Has anyone ever heard of Irish Potato Candy?  I was the Event Manager for a wedding reception at the K of C Hall I belong to and they had two dishes of them sitting on the cake table.  Every time I had to go past them I palmed one until I got back in the kitchen.  You can not EAT JUST ONE!!!  I logged on the Internet as soon as I got home and Googled "Irish Potato Candy."  There were several different (duh!!!) recipes.  I cut and pasted the one they used to my recipe file in WORD.

Irish Potato Candy 

Ingredients:

1/4 cup butter, softened
4 oz cream cheese, softened
1 tsp pure vanilla extract
4 cups confectioner's sugar
2 1/2 cups flaked coconut
1 tbsp ground cinnamon 

Preparations

In a medium bowl, beat the butter and cream cheese together until smooth
Add the vanilla extract and confectioner's sugar; beat until smooth.
Using your hands if necessary, mix in the coconut.
Roll into balls about the size of a small almond and form a "potato."
Roll in the cinnamon.
Place onto a cookie sheet and chill to set.
If desired, roll potatoes in cinnamon again for darker color.

You WILL want to double this recipe.....and hide half.......use the Sargent Shultz's Defense....."Hogan...I know nothing.......nothing!!!"

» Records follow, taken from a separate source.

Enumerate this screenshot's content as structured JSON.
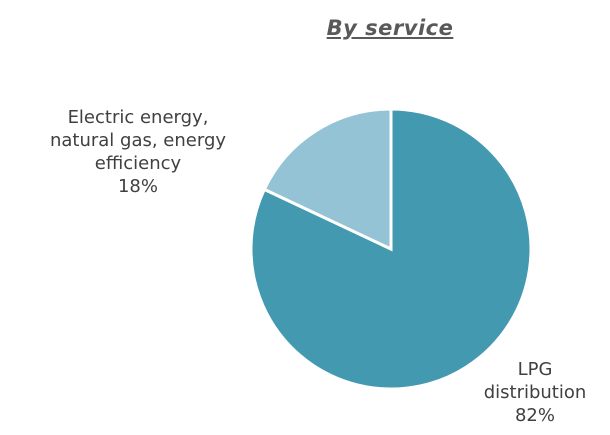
{
  "chart_data": {
    "type": "pie",
    "title": "By service",
    "slices": [
      {
        "name": "LPG distribution",
        "value": 82,
        "label_lines": [
          "LPG",
          "distribution"
        ],
        "pct_label": "82%",
        "color": "#4399B0"
      },
      {
        "name": "Electric energy, natural gas, energy efficiency",
        "value": 18,
        "label_lines": [
          "Electric energy,",
          "natural gas, energy",
          "efficiency"
        ],
        "pct_label": "18%",
        "color": "#93C3D5"
      }
    ],
    "start": "12 o'clock",
    "direction": "clockwise",
    "legend": "none"
  }
}
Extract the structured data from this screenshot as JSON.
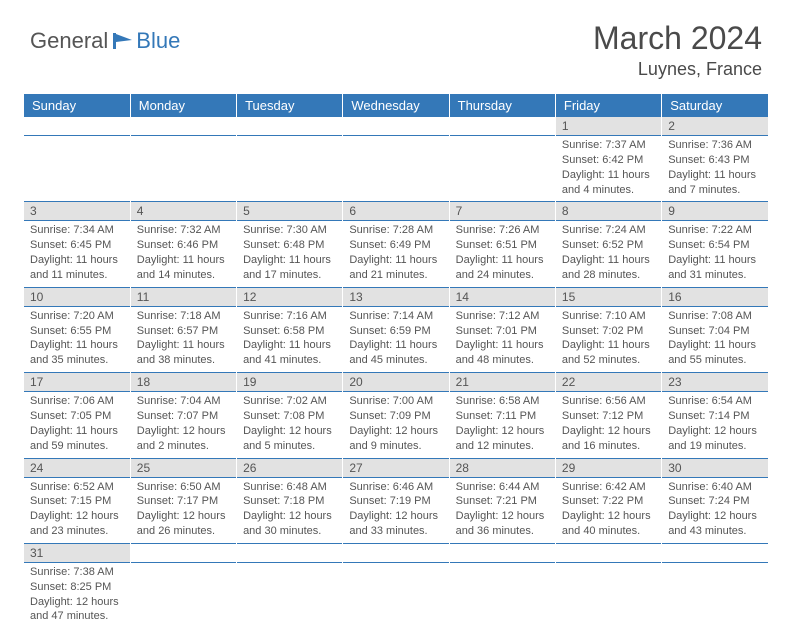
{
  "logo": {
    "text1": "General",
    "text2": "Blue"
  },
  "title": "March 2024",
  "location": "Luynes, France",
  "colors": {
    "header_bg": "#3478b8",
    "header_text": "#ffffff",
    "daynum_bg": "#e2e2e2",
    "text": "#555555",
    "row_border": "#3478b8",
    "logo_blue": "#3478b8"
  },
  "day_headers": [
    "Sunday",
    "Monday",
    "Tuesday",
    "Wednesday",
    "Thursday",
    "Friday",
    "Saturday"
  ],
  "weeks": [
    [
      null,
      null,
      null,
      null,
      null,
      {
        "n": "1",
        "sunrise": "Sunrise: 7:37 AM",
        "sunset": "Sunset: 6:42 PM",
        "daylight": "Daylight: 11 hours and 4 minutes."
      },
      {
        "n": "2",
        "sunrise": "Sunrise: 7:36 AM",
        "sunset": "Sunset: 6:43 PM",
        "daylight": "Daylight: 11 hours and 7 minutes."
      }
    ],
    [
      {
        "n": "3",
        "sunrise": "Sunrise: 7:34 AM",
        "sunset": "Sunset: 6:45 PM",
        "daylight": "Daylight: 11 hours and 11 minutes."
      },
      {
        "n": "4",
        "sunrise": "Sunrise: 7:32 AM",
        "sunset": "Sunset: 6:46 PM",
        "daylight": "Daylight: 11 hours and 14 minutes."
      },
      {
        "n": "5",
        "sunrise": "Sunrise: 7:30 AM",
        "sunset": "Sunset: 6:48 PM",
        "daylight": "Daylight: 11 hours and 17 minutes."
      },
      {
        "n": "6",
        "sunrise": "Sunrise: 7:28 AM",
        "sunset": "Sunset: 6:49 PM",
        "daylight": "Daylight: 11 hours and 21 minutes."
      },
      {
        "n": "7",
        "sunrise": "Sunrise: 7:26 AM",
        "sunset": "Sunset: 6:51 PM",
        "daylight": "Daylight: 11 hours and 24 minutes."
      },
      {
        "n": "8",
        "sunrise": "Sunrise: 7:24 AM",
        "sunset": "Sunset: 6:52 PM",
        "daylight": "Daylight: 11 hours and 28 minutes."
      },
      {
        "n": "9",
        "sunrise": "Sunrise: 7:22 AM",
        "sunset": "Sunset: 6:54 PM",
        "daylight": "Daylight: 11 hours and 31 minutes."
      }
    ],
    [
      {
        "n": "10",
        "sunrise": "Sunrise: 7:20 AM",
        "sunset": "Sunset: 6:55 PM",
        "daylight": "Daylight: 11 hours and 35 minutes."
      },
      {
        "n": "11",
        "sunrise": "Sunrise: 7:18 AM",
        "sunset": "Sunset: 6:57 PM",
        "daylight": "Daylight: 11 hours and 38 minutes."
      },
      {
        "n": "12",
        "sunrise": "Sunrise: 7:16 AM",
        "sunset": "Sunset: 6:58 PM",
        "daylight": "Daylight: 11 hours and 41 minutes."
      },
      {
        "n": "13",
        "sunrise": "Sunrise: 7:14 AM",
        "sunset": "Sunset: 6:59 PM",
        "daylight": "Daylight: 11 hours and 45 minutes."
      },
      {
        "n": "14",
        "sunrise": "Sunrise: 7:12 AM",
        "sunset": "Sunset: 7:01 PM",
        "daylight": "Daylight: 11 hours and 48 minutes."
      },
      {
        "n": "15",
        "sunrise": "Sunrise: 7:10 AM",
        "sunset": "Sunset: 7:02 PM",
        "daylight": "Daylight: 11 hours and 52 minutes."
      },
      {
        "n": "16",
        "sunrise": "Sunrise: 7:08 AM",
        "sunset": "Sunset: 7:04 PM",
        "daylight": "Daylight: 11 hours and 55 minutes."
      }
    ],
    [
      {
        "n": "17",
        "sunrise": "Sunrise: 7:06 AM",
        "sunset": "Sunset: 7:05 PM",
        "daylight": "Daylight: 11 hours and 59 minutes."
      },
      {
        "n": "18",
        "sunrise": "Sunrise: 7:04 AM",
        "sunset": "Sunset: 7:07 PM",
        "daylight": "Daylight: 12 hours and 2 minutes."
      },
      {
        "n": "19",
        "sunrise": "Sunrise: 7:02 AM",
        "sunset": "Sunset: 7:08 PM",
        "daylight": "Daylight: 12 hours and 5 minutes."
      },
      {
        "n": "20",
        "sunrise": "Sunrise: 7:00 AM",
        "sunset": "Sunset: 7:09 PM",
        "daylight": "Daylight: 12 hours and 9 minutes."
      },
      {
        "n": "21",
        "sunrise": "Sunrise: 6:58 AM",
        "sunset": "Sunset: 7:11 PM",
        "daylight": "Daylight: 12 hours and 12 minutes."
      },
      {
        "n": "22",
        "sunrise": "Sunrise: 6:56 AM",
        "sunset": "Sunset: 7:12 PM",
        "daylight": "Daylight: 12 hours and 16 minutes."
      },
      {
        "n": "23",
        "sunrise": "Sunrise: 6:54 AM",
        "sunset": "Sunset: 7:14 PM",
        "daylight": "Daylight: 12 hours and 19 minutes."
      }
    ],
    [
      {
        "n": "24",
        "sunrise": "Sunrise: 6:52 AM",
        "sunset": "Sunset: 7:15 PM",
        "daylight": "Daylight: 12 hours and 23 minutes."
      },
      {
        "n": "25",
        "sunrise": "Sunrise: 6:50 AM",
        "sunset": "Sunset: 7:17 PM",
        "daylight": "Daylight: 12 hours and 26 minutes."
      },
      {
        "n": "26",
        "sunrise": "Sunrise: 6:48 AM",
        "sunset": "Sunset: 7:18 PM",
        "daylight": "Daylight: 12 hours and 30 minutes."
      },
      {
        "n": "27",
        "sunrise": "Sunrise: 6:46 AM",
        "sunset": "Sunset: 7:19 PM",
        "daylight": "Daylight: 12 hours and 33 minutes."
      },
      {
        "n": "28",
        "sunrise": "Sunrise: 6:44 AM",
        "sunset": "Sunset: 7:21 PM",
        "daylight": "Daylight: 12 hours and 36 minutes."
      },
      {
        "n": "29",
        "sunrise": "Sunrise: 6:42 AM",
        "sunset": "Sunset: 7:22 PM",
        "daylight": "Daylight: 12 hours and 40 minutes."
      },
      {
        "n": "30",
        "sunrise": "Sunrise: 6:40 AM",
        "sunset": "Sunset: 7:24 PM",
        "daylight": "Daylight: 12 hours and 43 minutes."
      }
    ],
    [
      {
        "n": "31",
        "sunrise": "Sunrise: 7:38 AM",
        "sunset": "Sunset: 8:25 PM",
        "daylight": "Daylight: 12 hours and 47 minutes."
      },
      null,
      null,
      null,
      null,
      null,
      null
    ]
  ]
}
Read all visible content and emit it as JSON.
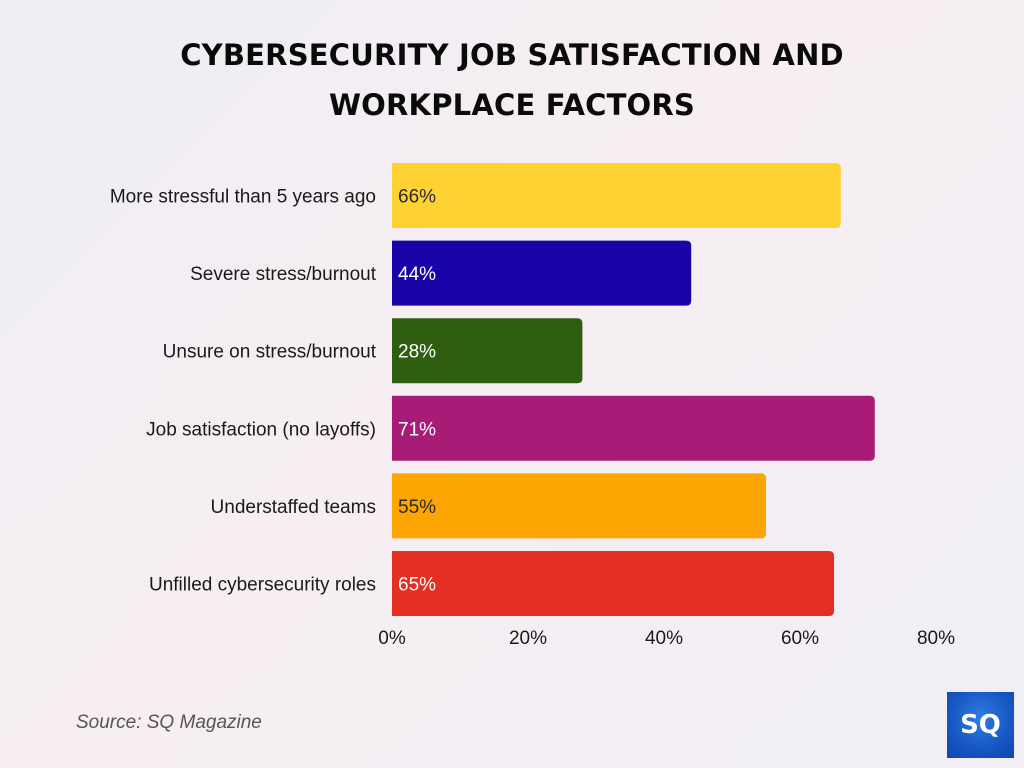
{
  "chart_data": {
    "type": "bar",
    "orientation": "horizontal",
    "title": "CYBERSECURITY JOB SATISFACTION AND WORKPLACE FACTORS",
    "title_lines": [
      "CYBERSECURITY JOB SATISFACTION AND",
      "WORKPLACE FACTORS"
    ],
    "categories": [
      "More stressful than 5 years ago",
      "Severe stress/burnout",
      "Unsure on stress/burnout",
      "Job satisfaction (no layoffs)",
      "Understaffed teams",
      "Unfilled cybersecurity roles"
    ],
    "values": [
      66,
      44,
      28,
      71,
      55,
      65
    ],
    "value_labels": [
      "66%",
      "44%",
      "28%",
      "71%",
      "55%",
      "65%"
    ],
    "colors": [
      "#ffd233",
      "#1a04a8",
      "#2f5e11",
      "#a81c78",
      "#fca503",
      "#e62e22"
    ],
    "label_colors": [
      "#2a2a2a",
      "#ffffff",
      "#ffffff",
      "#ffffff",
      "#2a2a2a",
      "#ffffff"
    ],
    "xlim": [
      0,
      80
    ],
    "xticks": [
      0,
      20,
      40,
      60,
      80
    ],
    "xtick_labels": [
      "0%",
      "20%",
      "40%",
      "60%",
      "80%"
    ],
    "xlabel": "",
    "ylabel": "",
    "grid": false,
    "legend": "none"
  },
  "footer": {
    "source": "Source: SQ Magazine",
    "logo_text": "SQ"
  }
}
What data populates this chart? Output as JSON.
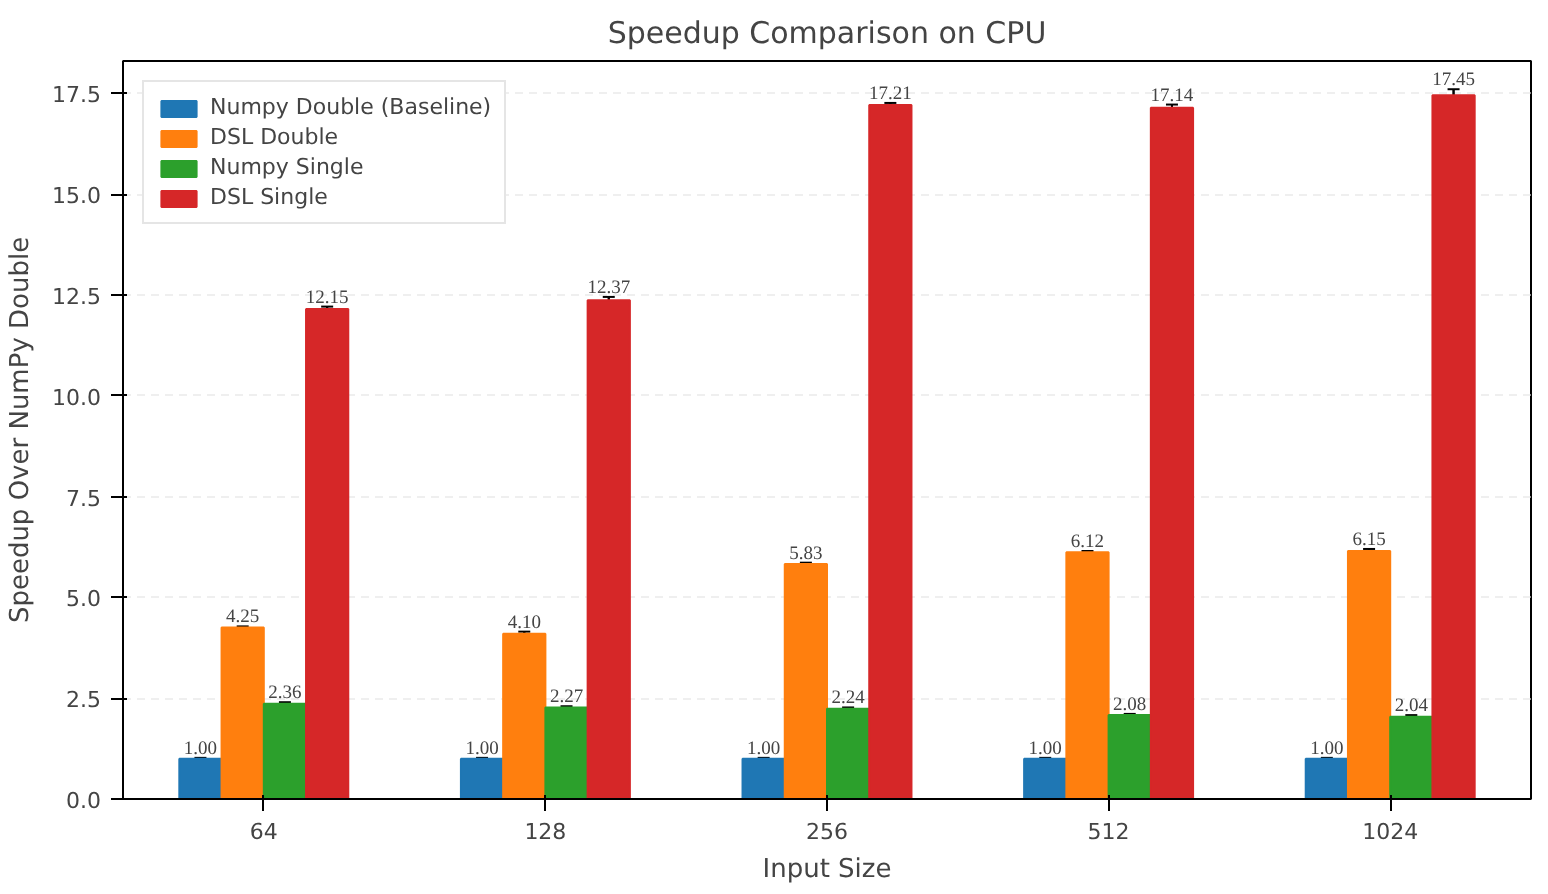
{
  "chart_data": {
    "type": "bar",
    "title": "Speedup Comparison on CPU",
    "xlabel": "Input Size",
    "ylabel": "Speedup Over NumPy Double",
    "categories": [
      "64",
      "128",
      "256",
      "512",
      "1024"
    ],
    "series": [
      {
        "name": "Numpy Double (Baseline)",
        "color": "#1f77b4",
        "values": [
          1.0,
          1.0,
          1.0,
          1.0,
          1.0
        ],
        "value_labels": [
          "1.00",
          "1.00",
          "1.00",
          "1.00",
          "1.00"
        ],
        "errors": [
          0.02,
          0.02,
          0.02,
          0.02,
          0.02
        ]
      },
      {
        "name": "DSL Double",
        "color": "#ff7f0e",
        "values": [
          4.25,
          4.1,
          5.83,
          6.12,
          6.15
        ],
        "value_labels": [
          "4.25",
          "4.10",
          "5.83",
          "6.12",
          "6.15"
        ],
        "errors": [
          0.03,
          0.05,
          0.03,
          0.03,
          0.05
        ]
      },
      {
        "name": "Numpy Single",
        "color": "#2ca02c",
        "values": [
          2.36,
          2.27,
          2.24,
          2.08,
          2.04
        ],
        "value_labels": [
          "2.36",
          "2.27",
          "2.24",
          "2.08",
          "2.04"
        ],
        "errors": [
          0.04,
          0.03,
          0.03,
          0.03,
          0.04
        ]
      },
      {
        "name": "DSL Single",
        "color": "#d62728",
        "values": [
          12.15,
          12.37,
          17.21,
          17.14,
          17.45
        ],
        "value_labels": [
          "12.15",
          "12.37",
          "17.21",
          "17.14",
          "17.45"
        ],
        "errors": [
          0.06,
          0.08,
          0.05,
          0.08,
          0.15
        ]
      }
    ],
    "ylim": [
      0,
      18.3
    ],
    "yticks": [
      {
        "value": 0,
        "label": "0.0"
      },
      {
        "value": 2.5,
        "label": "2.5"
      },
      {
        "value": 5,
        "label": "5.0"
      },
      {
        "value": 7.5,
        "label": "7.5"
      },
      {
        "value": 10,
        "label": "10.0"
      },
      {
        "value": 12.5,
        "label": "12.5"
      },
      {
        "value": 15,
        "label": "15.0"
      },
      {
        "value": 17.5,
        "label": "17.5"
      }
    ],
    "grid": "y",
    "legend": "top left"
  }
}
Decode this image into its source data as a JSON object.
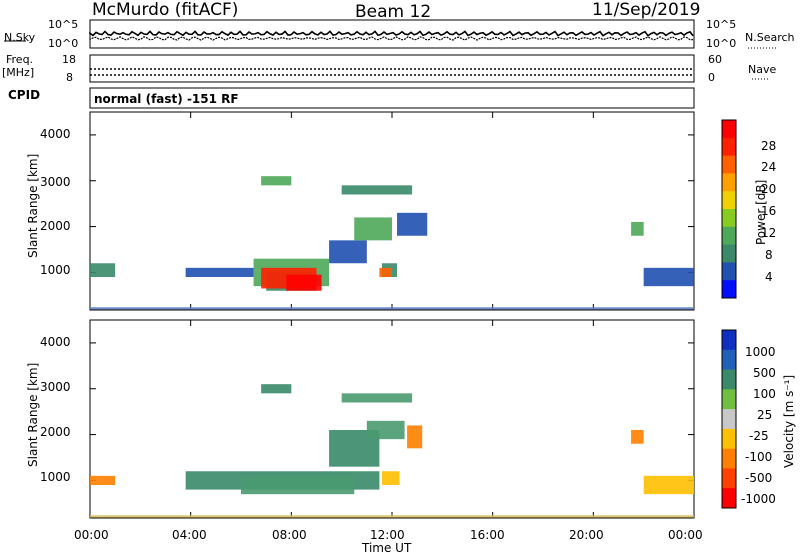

I bet these would be good with a little cayenne pepper in the cinnamon......Hmmmmm.... 
	

		
			
		

		
	









Ray


----------



## mballi3011 (Sep 3, 2009)

This recipe can not be Irish. There's no whiskey or beer in it. But if it is half as good as you say it most be good. thanks for the recipe I will try it soon and give you a review. We are crazy about the irish food we have eaten at acouple of really good irish pubs here. We do have a vacation planned for ireland next summer with my cousin who travels to ireland a couple times a month.


----------



## dropastone (Sep 3, 2009)

I've never herd of it either but is sure sounds good though.

Thanks for the recipe.


----------



## fire it up (Sep 3, 2009)

Man Ray, good recipe but you should mention how sweet they are, sooooooo good but you can only eat so many at a time.  We used to make them all the time as kids.
I love to roll mine in cinnamon twice for the color.
Thanks for sharing, hope some will give them a try.


----------



## ellymae (Oct 11, 2009)

Yep - they are a standard in this area.


----------



## beer-b-q (Oct 12, 2009)

Didn't see any potatoes either...


----------



## bbqandfootball (Dec 15, 2009)

Thought this was gonna be a recipe that has been passed down in our family for generations of potatoe candy made with real potatoes.

Bake a large potatoe, peel, and begin slowly mixing in powdered sugar. It will quickly become very thin, almost a liquid.

Keep adding the powdered sugar untill it forms a dough, roll it out, spread peanut butter on top, sprinkle with coconut, roll the whole thing up, and slice.

Good stuff. Though the peanut butter, coconut and rolling part has kinda been a transformation from it's original form. Which was just a potatoe and sugar when times were tough and my granparents couldn't afford to buy candy as children.


----------



## danj (Dec 15, 2009)

Ok the wife is gonna be makin them tomorrow


----------



## bbqandfootball (Dec 15, 2009)

The original post, or mine?


----------



## doctor phreak (Dec 16, 2009)

im irish and this is the true way to make irish potato candy...i was raised on this stuff ( probably explains why i'm so fat ) anyway moving on this candy is very addictive we never used coconut in ours but it is very easy to make and make sure you make plenty because it goes quick....and be ready for the sugar high


----------